Luis Altamirano Talavera (July 5, 1867 – July 25, 1938) was a Chilean military officer, minister, Vice President of the Republic and finally president of the Government Junta of Chile between 1924 and 1925.

He was born in Concepción on the son of Eulogio Altamirano Araceda and Antonia Adelina Talavera Appleby. He studied law and started a career in the ministry of Justice. During the 1891 Chilean Civil War, he joined the congressional army as an artillery captain. He was a lieutenant colonel by the end of it, a year later. After the end of revolution he left the army, only to return in 1897.  The year after, he was named commander of Regiment Nº3 of artillery. In 1908 was promoted to full colonel, and named Under-Chief of General staff. In 1911, he was sent as military attaché to the Chilean embassy in Berlin. In 1912, was promoted to brigadier general, and named Inspector General of artillery, and Army Chief of staff. In 1919 was promoted to division general, and named commander of the II Division. In 1922, was named army inspector general, the highest position in the army at the time. As such he was in charge of the Chilean delegation to the swearing-in of a new president of Argentina. That year he also was named Minister of War and Navy, by President Arturo Alessandri.

On September 5, 1924, and as a consequence of the episode known as the Ruido de sables, a group of young military officers, led by Colonel Marmaduque Grove and Major Carlos Ibáñez del Campo, demanded of President Arturo Alessandri the dismissal of three of his ministers, including the minister of War; the enactment of a labor code, the passage of an income tax law, and the improvement of the military salaries. Alessandri had no option but to appoint General Altamirano, then head of the army, as interior minister to head a new cabinet. On September 8, General Altamirano appeared in front of Congress to demand the passage of eight laws, including Alessandri's labor code and the income tax proposal. Congress didn't dare to protest, and the laws were passed in a matter of hours.
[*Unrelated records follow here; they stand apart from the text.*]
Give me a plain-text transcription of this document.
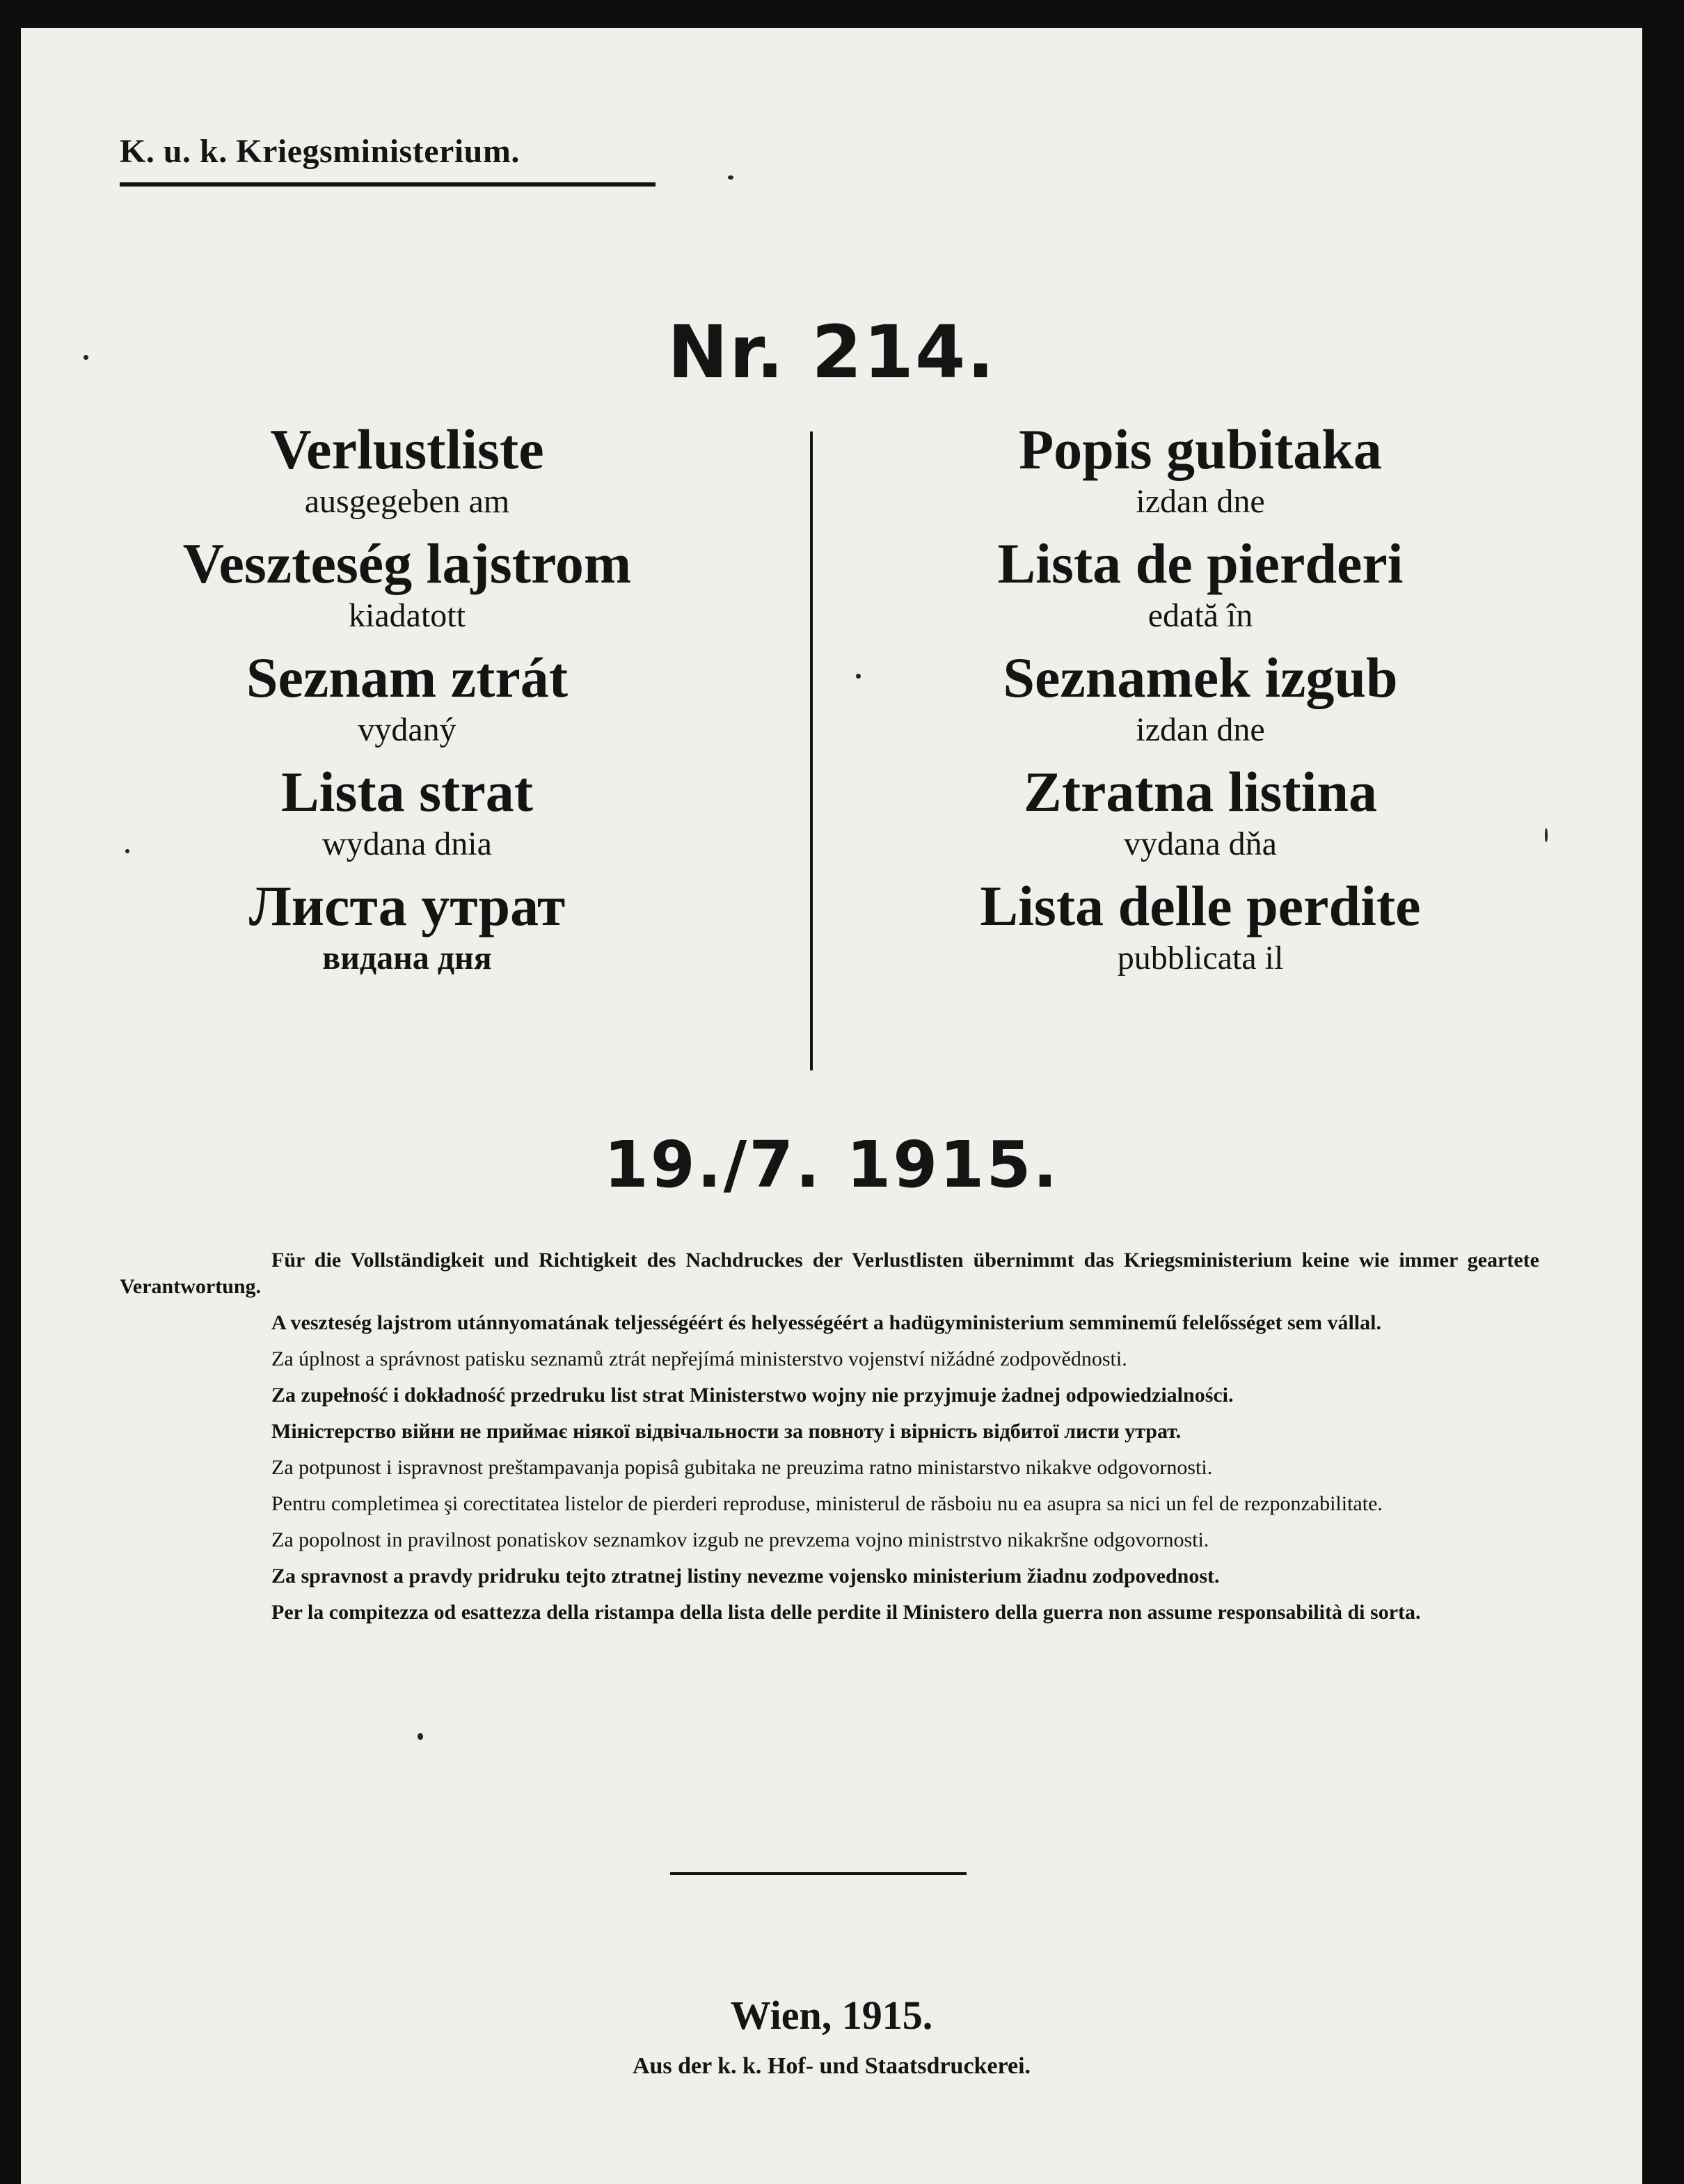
K. u. k. Kriegsministerium.
Nr. 214.

Verlustliste

ausgegeben am

Veszteség lajstrom

kiadatott

Seznam ztrát

vydaný

Lista strat

wydana dnia

Листа утрат

видана дня

Popis gubitaka

izdan dne

Lista de pierderi

edată în

Seznamek izgub

izdan dne

Ztratna listina

vydana dňa

Lista delle perdite

pubblicata il

19./7. 1915.

Für die Vollständigkeit und Richtigkeit des Nachdruckes der Verlustlisten übernimmt das Kriegsministerium keine wie immer geartete Verantwortung.

A veszteség lajstrom utánnyomatának teljességéért és helyességéért a hadügyministerium semminemű felelősséget sem vállal.

Za úplnost a správnost patisku seznamů ztrát nepřejímá ministerstvo vojenství nižádné zodpovědnosti.

Za zupełność i dokładność przedruku list strat Ministerstwo wojny nie przyjmuje żadnej odpowiedzialności.

Міністерство війни не приймає ніякої відвічальности за повноту і вірність відбитої листи утрат.

Za potpunost i ispravnost preštampavanja popisâ gubitaka ne preuzima ratno ministarstvo nikakve odgovornosti.

Pentru completimea şi corectitatea listelor de pierderi reproduse, ministerul de răsboiu nu ea asupra sa nici un fel de rezponzabilitate.

Za popolnost in pravilnost ponatiskov seznamkov izgub ne prevzema vojno ministrstvo nikakršne odgovornosti.

Za spravnost a pravdy pridruku tejto ztratnej listiny nevezme vojensko ministerium žiadnu zodpovednost.

Per la compitezza od esattezza della ristampa della lista delle perdite il Ministero della guerra non assume responsabilità di sorta.

Wien, 1915.
Aus der k. k. Hof- und Staatsdruckerei.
At that point, Alessandri felt that he had become just a pawn of the military and on September 9, he resigned, and requested asylum at the US Embassy. General Altamirano became vice president (a position reserved, in the absence of a president, to the interior minister, according to the Chilean constitution.) Congress refused to accept Alessandri's resignation, and instead granted him a six-month constitutional leave of absence. Alessandri left the country immediately for Italy.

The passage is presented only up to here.